In his landmark study, Dr. Stephen Blair found that those overweight and obese who exercised regularly lowered their risk for heart disease and an early death significantly and could be considered healthier than those naturally thin and sedentary. In other words, it’s not the size of a person that counts, it is the activity level.
If this is the case, the size of Santa’s waistline does not necessarily mean he is in poor health. By the nature of his job, he must maintain a level of fitness that allows him to squeeze down chimneys and navigate the physical challenges of riding a sleigh. To deliver presents to the world in less than 24 hours, he must keep up a level of physical health and activity to achieve this super-human feat.
For as long as we can remember, Santa has always been happily married and supported by his wife throughout his gift giving career. Although marriage comes with the ups and downs of sharing one’s life with another, according to the research, the benefits of wedlock outweigh the consequences.
A study in the Journal of Marriage and Family suggest that men who are married experience less depression and addiction issues than their single counterparts. Another paper from the Journal of Health and Social Behavior noted that marriage was associated with a lower risk of mortality. Let’s face it, although marriage hasn’t kept Santa’s cookie addiction at bay, he has lived a very long life.
The key to good communication and leadership is the ability to listen. How many times have we witnessed, in malls all over North America, Santa patiently and silently listening to a child who is struggling to tell her story? His ability to focus and his attention to nonverbal communication can make any kid feel like he has been heard (even if he is kicking and screaming).
The ability to listen (really listen) to others can not only improve communication but also strengthens relationships. Stronger relationships result in an increased sense of connection with others and all the health benefits that result. From reduced blood pressure and heart rate to a stronger immune system and increased quality of life. A good listener, like Mr. Clause, is more apt to enjoy an enhanced productivity among his staff and a healthy approach to conflict management.
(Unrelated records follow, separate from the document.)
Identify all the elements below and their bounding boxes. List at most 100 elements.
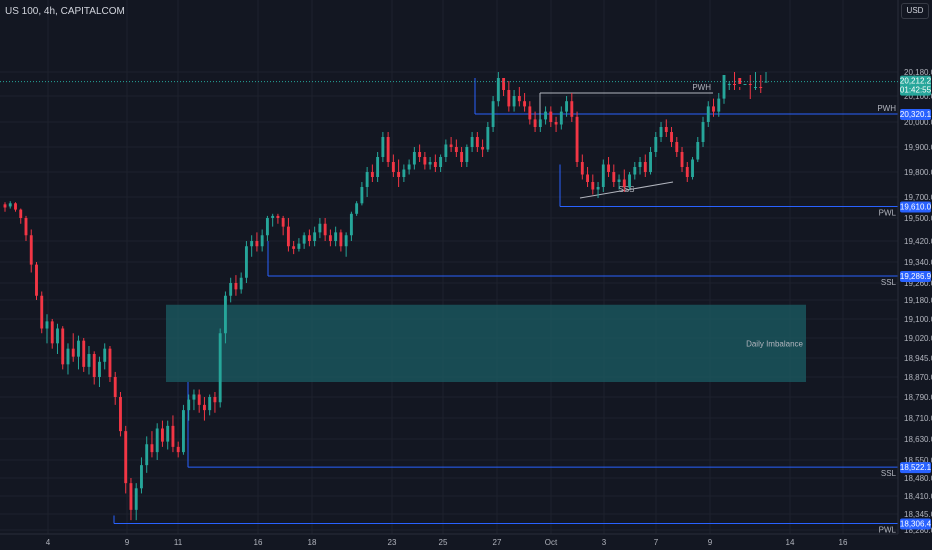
candle-body xyxy=(3,204,7,208)
annotation-label: PWH xyxy=(692,83,711,92)
candle-body xyxy=(664,127,668,132)
candle-body xyxy=(187,399,191,411)
candle-body xyxy=(40,295,44,329)
candle-body xyxy=(533,119,537,127)
x-tick-label: 3 xyxy=(602,538,607,547)
candle-body xyxy=(607,164,610,172)
candle-body xyxy=(202,404,206,411)
candle-body xyxy=(302,235,306,244)
candle-body xyxy=(617,179,621,182)
y-tick-label: 19,800.0 xyxy=(904,168,932,177)
candle-body xyxy=(98,361,101,377)
candle-body xyxy=(218,333,222,403)
candle-body xyxy=(281,218,285,227)
candle-body xyxy=(208,397,212,411)
candle-body xyxy=(496,78,500,102)
candle-body xyxy=(61,328,65,365)
candle-body xyxy=(733,84,736,85)
candle-body xyxy=(622,179,626,187)
x-tick-label: 23 xyxy=(388,538,397,547)
candle-body xyxy=(297,243,301,249)
time-axis[interactable]: 4 9 11 16 18 23 25 27 Oct 3 7 9 14 16 xyxy=(46,538,848,547)
candle-body xyxy=(276,215,280,218)
candle-body xyxy=(355,203,359,214)
candle-body xyxy=(376,157,380,177)
candle-body xyxy=(517,96,521,102)
y-tick-label: 19,900.0 xyxy=(904,143,932,152)
grid xyxy=(0,0,898,534)
y-tick-label: 19,100.0 xyxy=(904,315,932,324)
candle-body xyxy=(370,172,374,177)
level-label: PWL xyxy=(879,208,897,217)
x-tick-label: 7 xyxy=(654,538,659,547)
y-tick-label: 18,345.0 xyxy=(904,510,932,519)
y-tick-label: 18,630.0 xyxy=(904,435,932,444)
currency-button[interactable]: USD xyxy=(901,3,929,19)
candle-body xyxy=(82,340,86,367)
candle-body xyxy=(565,101,569,112)
candle-body xyxy=(150,444,154,453)
candle-body xyxy=(360,187,364,204)
candle-body xyxy=(77,340,80,357)
candle-body xyxy=(155,428,159,453)
y-tick-label: 20,100.0 xyxy=(904,92,932,101)
candle-body xyxy=(381,137,385,157)
candle-body xyxy=(659,127,663,137)
y-tick-label: 19,500.0 xyxy=(904,214,932,223)
candle-body xyxy=(124,431,128,484)
candle-body xyxy=(176,446,180,453)
candle-body xyxy=(35,264,38,296)
candle-body xyxy=(171,425,175,447)
candle-body xyxy=(250,241,254,247)
level-price-tag xyxy=(900,462,931,474)
candle-body xyxy=(754,87,757,88)
candle-body xyxy=(349,213,353,236)
x-tick-label: 14 xyxy=(786,538,795,547)
candle-body xyxy=(50,321,54,344)
x-tick-label: 18 xyxy=(308,538,317,547)
candle-body xyxy=(486,127,490,150)
x-tick-label: 25 xyxy=(439,538,448,547)
level-label: SSL xyxy=(881,469,897,478)
zone-label: Daily Imbalance xyxy=(746,339,803,348)
candle-body xyxy=(29,235,33,265)
candle-body xyxy=(412,152,416,165)
candle-body xyxy=(339,232,343,247)
candle-body xyxy=(612,172,616,182)
y-tick-label: 19,420.0 xyxy=(904,237,932,246)
candle-body xyxy=(87,354,91,367)
level-label: PWL xyxy=(879,526,897,535)
level-lines: PWH PWL SSL SSL PWL xyxy=(113,78,898,535)
candle-body xyxy=(56,328,59,344)
candle-body xyxy=(92,354,96,377)
candle-body xyxy=(103,348,107,362)
y-tick-label: 18,280.0 xyxy=(904,526,932,535)
level-price-tag-text: 20,320.1 xyxy=(900,110,932,119)
candle-body xyxy=(554,122,558,125)
level-price-tag-text: 19,610.0 xyxy=(900,202,932,211)
candle-body xyxy=(691,159,694,177)
candle-body xyxy=(119,397,122,432)
x-tick-label: 11 xyxy=(174,538,183,547)
candles xyxy=(3,72,768,521)
candle-body xyxy=(475,137,479,147)
candle-body xyxy=(255,241,259,247)
candle-body xyxy=(113,377,117,397)
candle-body xyxy=(344,235,348,247)
candle-body xyxy=(523,101,527,107)
y-tick-label: 20,180.0 xyxy=(904,68,932,77)
candle-body xyxy=(638,162,642,167)
y-tick-label: 19,340.0 xyxy=(904,258,932,267)
candle-body xyxy=(460,152,464,162)
candle-body xyxy=(601,164,605,187)
candle-body xyxy=(685,167,689,177)
candle-body xyxy=(313,232,317,241)
candle-body xyxy=(549,111,553,122)
price-axis[interactable]: 20,180.0 20,100.0 20,000.0 19,900.0 19,800.0… xyxy=(904,68,932,535)
y-tick-label: 18,550.0 xyxy=(904,456,932,465)
candle-body xyxy=(544,111,548,120)
candle-body xyxy=(481,147,485,150)
candle-body xyxy=(260,235,264,247)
Not only does Santa’s ability to give to the people of the world sustain his good health, but his kind approach to people is also an effective health management tool. Bob Hope once said, “If you haven’t any charity in your heart, you have the worst kind of heart trouble.” The research suggests the same.
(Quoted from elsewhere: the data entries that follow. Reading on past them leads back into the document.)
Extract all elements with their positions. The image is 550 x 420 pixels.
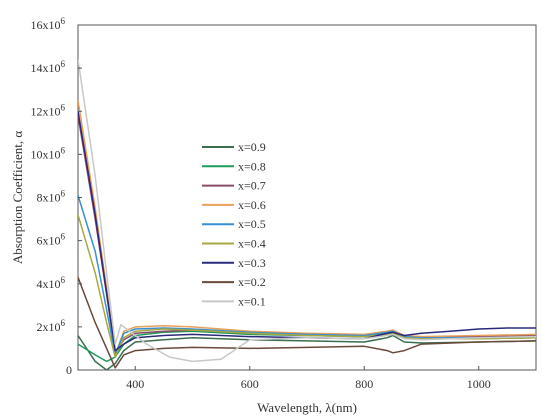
y-tick-label: 12x106 xyxy=(31,102,66,118)
legend-label: x=0.4 xyxy=(238,237,266,251)
series-line-x-0-6 xyxy=(78,100,536,356)
legend-label: x=0.2 xyxy=(238,275,266,289)
y-tick-label: 10x106 xyxy=(31,145,66,161)
plot-area xyxy=(77,24,537,371)
legend-label: x=0.9 xyxy=(238,140,266,154)
legend-label: x=0.5 xyxy=(238,217,266,231)
legend-label: x=0.7 xyxy=(238,179,266,193)
legend-label: x=0.6 xyxy=(238,198,266,212)
series-line-x-0-5 xyxy=(78,195,536,356)
x-tick-label: 400 xyxy=(126,377,144,391)
x-tick-label: 800 xyxy=(355,377,373,391)
x-tick-label: 600 xyxy=(241,377,259,391)
x-axis-title: Wavelength, λ(nm) xyxy=(257,400,357,415)
y-tick-label: 8x106 xyxy=(37,189,66,205)
series-line-x-0-1 xyxy=(78,59,536,363)
y-tick-label: 2x106 xyxy=(37,318,66,334)
series-group xyxy=(78,59,536,370)
legend-label: x=0.1 xyxy=(238,294,266,308)
x-axis: 400 600 800 1000 xyxy=(126,366,491,391)
y-tick-label: 16x106 xyxy=(31,16,66,32)
series-line-x-0-2 xyxy=(78,277,536,369)
series-line-x-0-3 xyxy=(78,111,536,352)
series-line-x-0-4 xyxy=(78,214,536,358)
series-line-x-0-9 xyxy=(78,334,536,370)
x-tick-label: 1000 xyxy=(467,377,491,391)
y-tick-label: 0 xyxy=(66,363,72,377)
y-axis: 0 2x106 4x106 6x106 8x106 10x106 12x106 14x106 1… xyxy=(31,16,82,377)
plot-frame xyxy=(77,24,537,371)
y-tick-label: 14x106 xyxy=(31,59,66,75)
legend-label: x=0.8 xyxy=(238,159,266,173)
legend: x=0.9 x=0.8 x=0.7 x=0.6 x=0.5 x=0.4 x=0.3 x=0.2… xyxy=(202,140,266,308)
y-axis-title: Absorption Coefficient, α xyxy=(10,131,25,264)
series-line-x-0-7 xyxy=(78,115,536,354)
legend-label: x=0.3 xyxy=(238,256,266,270)
y-tick-label: 6x106 xyxy=(37,232,66,248)
y-tick-label: 4x106 xyxy=(37,275,66,291)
Kindness to others enhances heart health, happiness, slows the aging process, and improves our relationships. Kindness is contagious and when witnessed can have a vicarious effect on others around.
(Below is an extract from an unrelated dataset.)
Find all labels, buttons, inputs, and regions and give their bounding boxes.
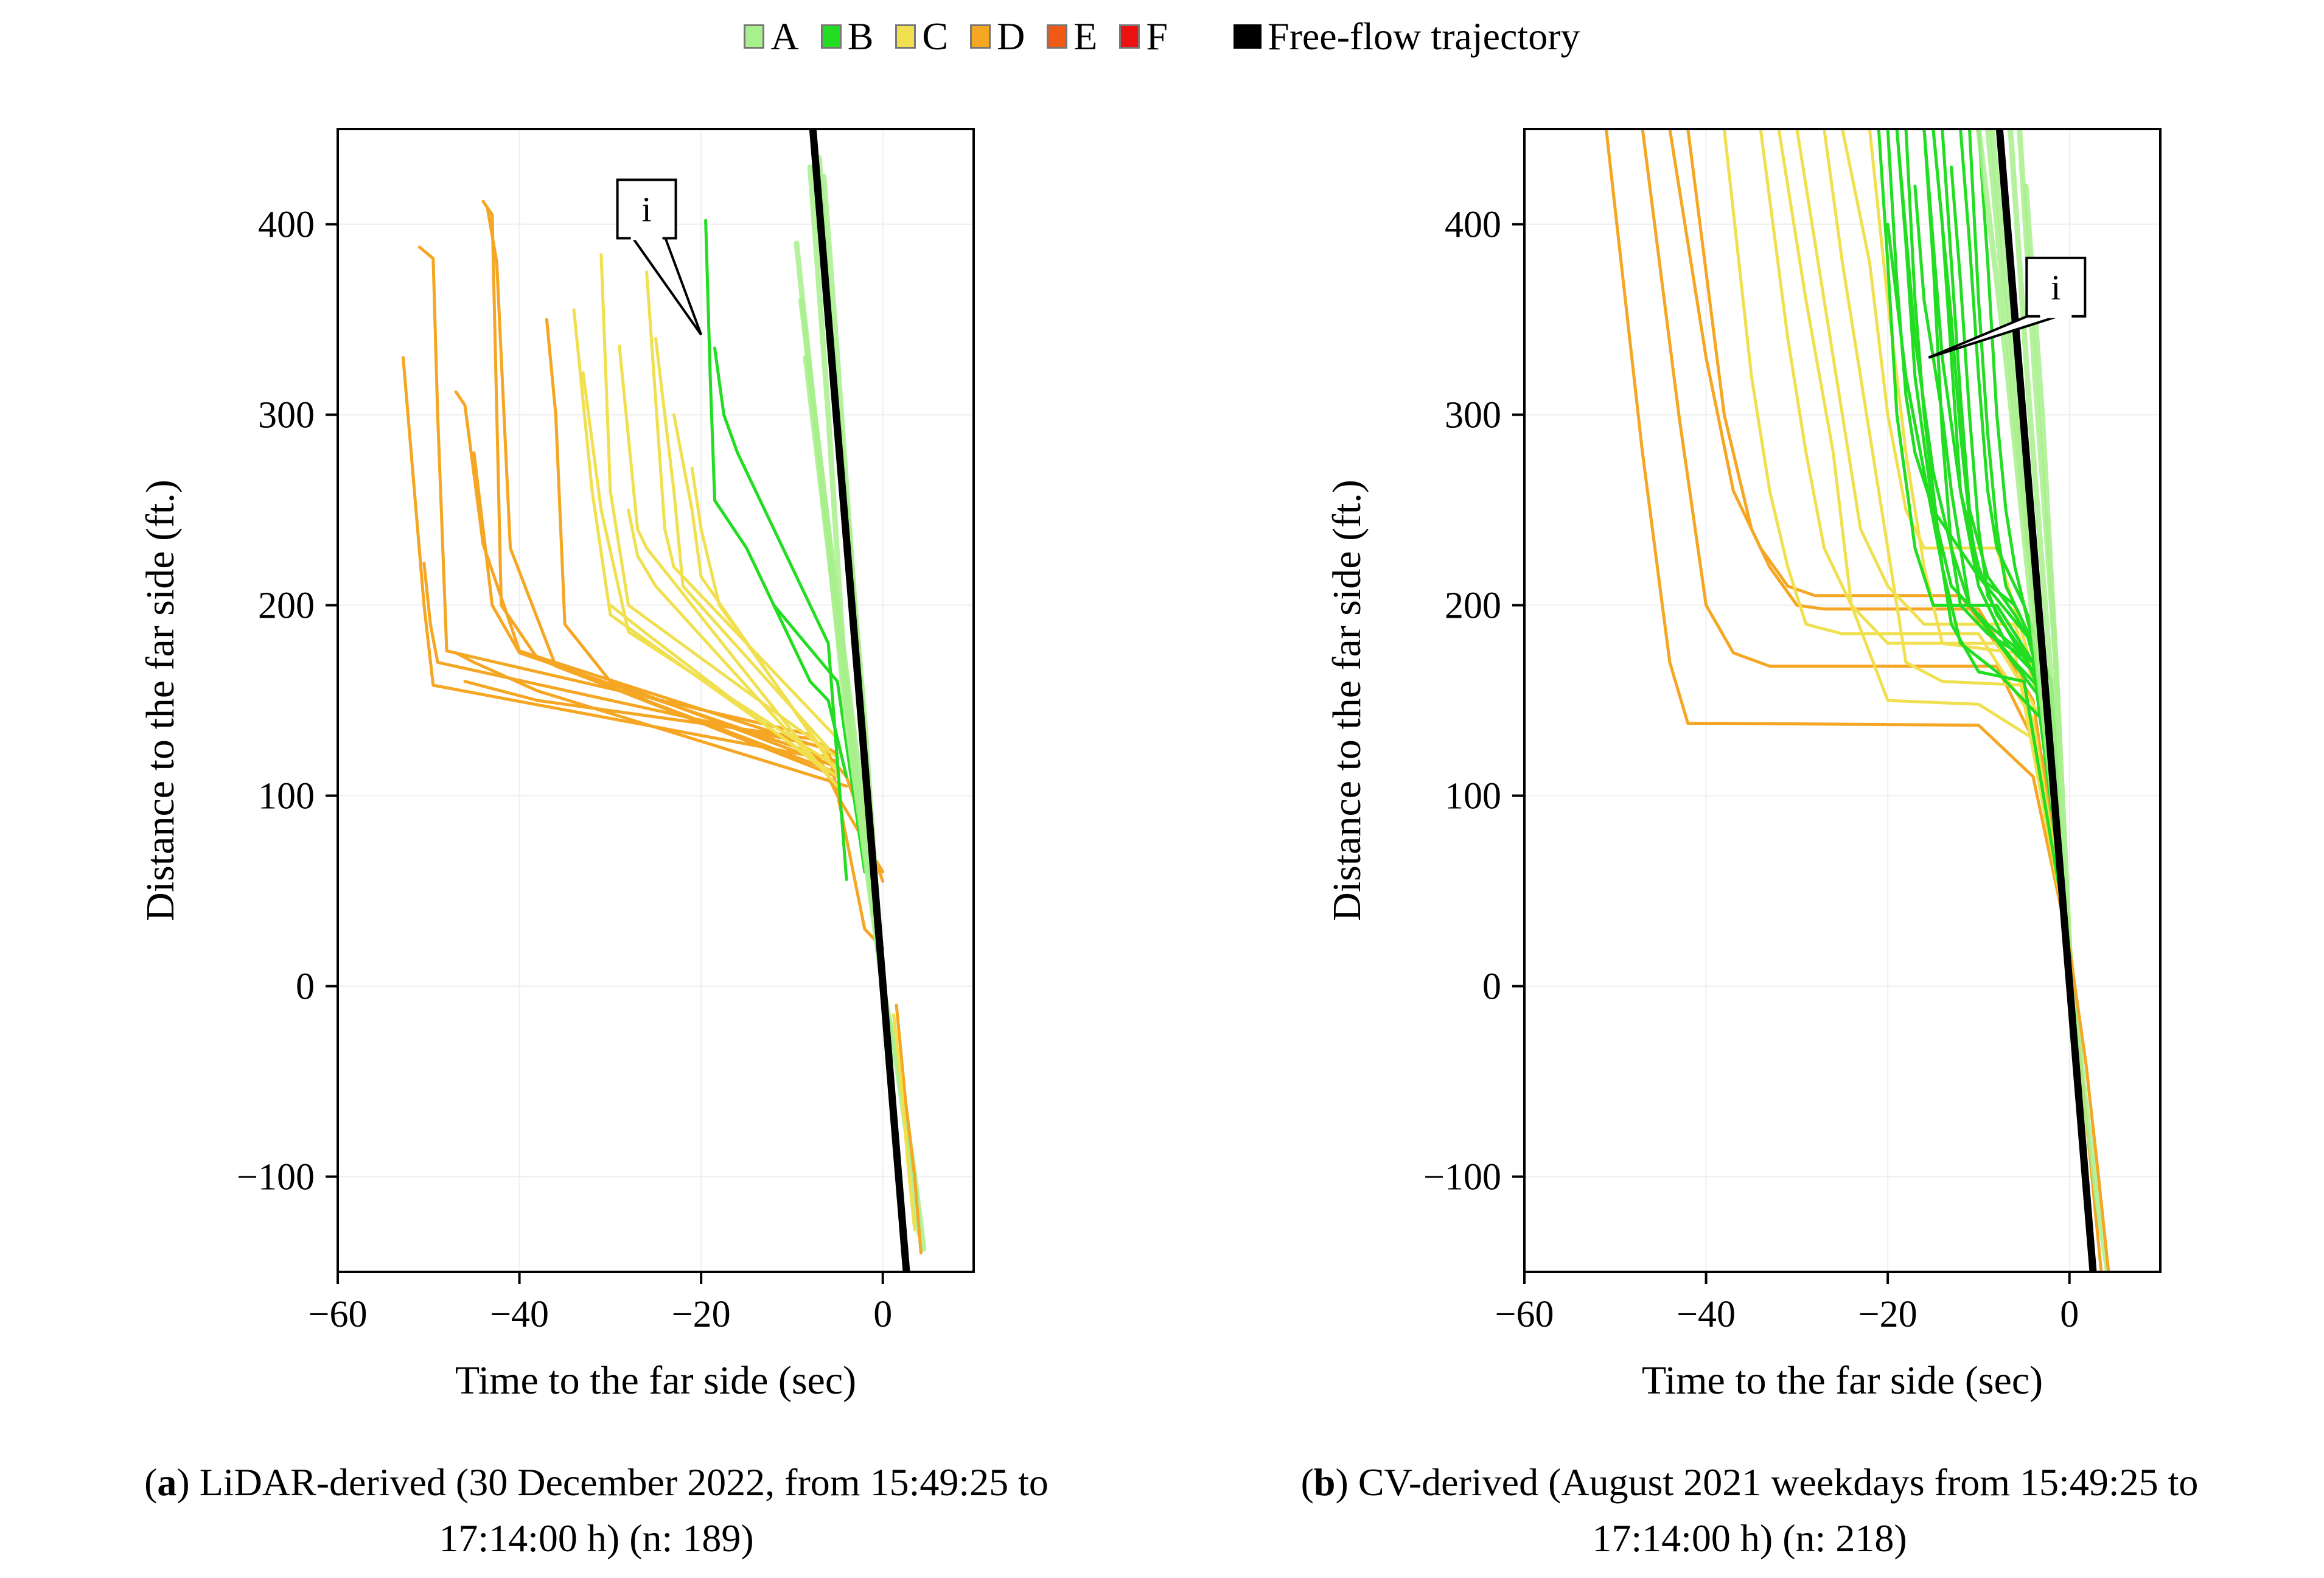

Everything we know about Kris Kringle suggests he is not a fan of fad diets. While he may advocate for cookies and milk, we won’t be seeing him join in on the detox diet revolution or eliminating his simple carbohydrates any time soon.
Since the birth of the image of Santa around the 19th century, he has always maintained his robust and portly figure. For many, this may be cause for concern, but for health researchers this may be cause for celebration based upon the rate of weight regain overtime (and the shame and self-loathing that comes with it). In addition to weight regain, Amos Pines, from the Department of Medicine at the Ichilov Hospital in Tel-Aviv, Israel published a study in 2012 suggesting that the process of weight loss and regain may result in permanent loss of bone density.
Keeping in mind Santa knows if we have been naughty or nice, it stands to reason he is socially connected to everyone! Santa is the most connected of all of us…and that’s without the aid of social media.
The health research cannot be clearer that social connection is good for the heart and soul. In fact, those that enjoy a sense of connection with others also enjoy the same physiological and cognitive benefits that come from exercise. We are born to bond with others!